Элизабет отдала ему должное за такие чувства и нашла, что он определенно выглядел даже более красивым, когда выражал их.
– Но что же могло быть мотивом? – задала она вопрос после паузы. – Что могло побудить его вести себя так бесчеловечно?
– Непреодолимая, глубочайшая неприязнь ко мне – неприязнь, которую я не могу не приписать, в какой-то мере, ревности.

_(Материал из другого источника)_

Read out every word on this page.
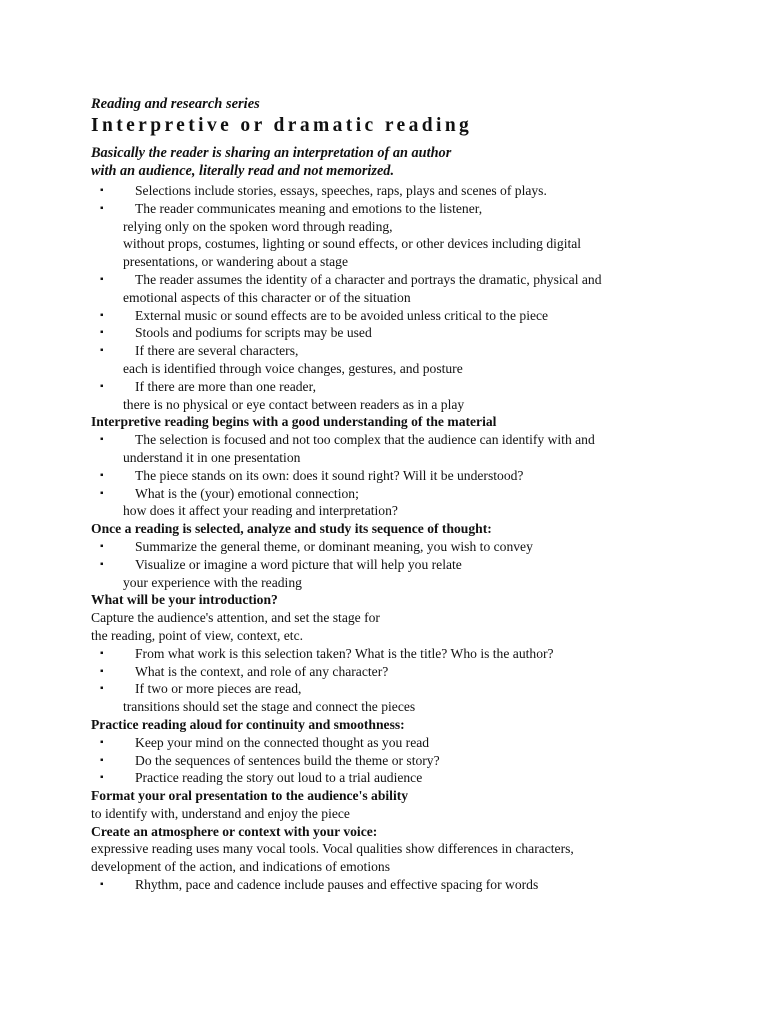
Reading and research series
Interpretive or dramatic reading
Basically the reader is sharing an interpretation of an author
with an audience, literally read and not memorized.
▪ Selections include stories, essays, speeches, raps, plays and scenes of plays.
▪ The reader communicates meaning and emotions to the listener,
relying only on the spoken word through reading,
without props, costumes, lighting or sound effects, or other devices including digital
presentations, or wandering about a stage
▪ The reader assumes the identity of a character and portrays the dramatic, physical and
emotional aspects of this character or of the situation
▪ External music or sound effects are to be avoided unless critical to the piece
▪ Stools and podiums for scripts may be used
▪ If there are several characters,
each is identified through voice changes, gestures, and posture
▪ If there are more than one reader,
there is no physical or eye contact between readers as in a play
Interpretive reading begins with a good understanding of the material
▪ The selection is focused and not too complex that the audience can identify with and
understand it in one presentation
▪ The piece stands on its own: does it sound right? Will it be understood?
▪ What is the (your) emotional connection;
how does it affect your reading and interpretation?
Once a reading is selected, analyze and study its sequence of thought:
▪ Summarize the general theme, or dominant meaning, you wish to convey
▪ Visualize or imagine a word picture that will help you relate
your experience with the reading
What will be your introduction?
Capture the audience's attention, and set the stage for
the reading, point of view, context, etc.
▪ From what work is this selection taken? What is the title? Who is the author?
▪ What is the context, and role of any character?
▪ If two or more pieces are read,
transitions should set the stage and connect the pieces
Practice reading aloud for continuity and smoothness:
▪ Keep your mind on the connected thought as you read
▪ Do the sequences of sentences build the theme or story?
▪ Practice reading the story out loud to a trial audience
Format your oral presentation to the audience's ability
to identify with, understand and enjoy the piece
Create an atmosphere or context with your voice:
expressive reading uses many vocal tools. Vocal qualities show differences in characters,
development of the action, and indications of emotions
▪ Rhythm, pace and cadence include pauses and effective spacing for words
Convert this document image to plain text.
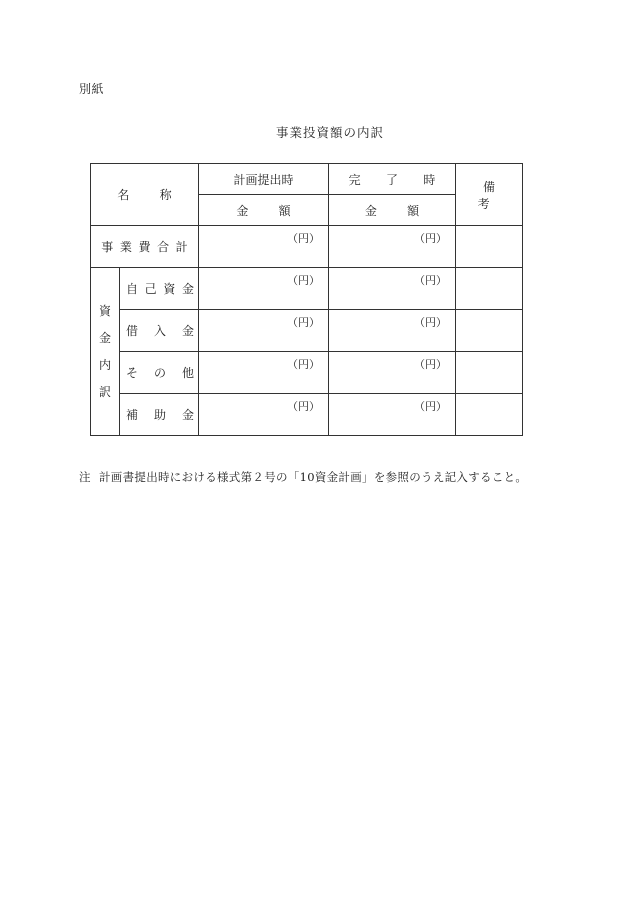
別紙
事業投資額の内訳
名 称		計画提出時	完 了 時	備 考
		金 額	金 額	
事業費合計		（円）	（円）	

資
金
内
訳	自己資金	（円）	（円）	
	借入金	（円）	（円）	
	その他	（円）	（円）	
	補助金	（円）	（円）	
注 計画書提出時における様式第２号の「10資金計画」を参照のうえ記入すること。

Если бы я меньше нравился покойному мистеру Дарси, его сын, возможно, относился бы ко мне лучше, но необычная привязанность отца раздражала его, подозреваю, еще в очень раннем возрасте. Его характер оказался достаточно слаб, чтобы вынести воображаемое соперничество, в котором оба мы участвовали, и то предпочтение, которое часто отдавалось мне.
– Я не подозревала, что мистер Дарси настолько нехорош, хотя он мне никогда не нравился. Я не думала о нем так плохо. Я полагала, что он презирает всех окружающих, но не допускала, что он может опуститься до столь низкой мести, такой несправедливости, такой бесчеловечности, как эта.
Однако после недолгих размышлений она продолжила: – Я помню, как однажды в Незерфилде он с гордостью говорил о неспособности прощать обиды и своем твердом характере. Характер этот, должно быть, ужасен.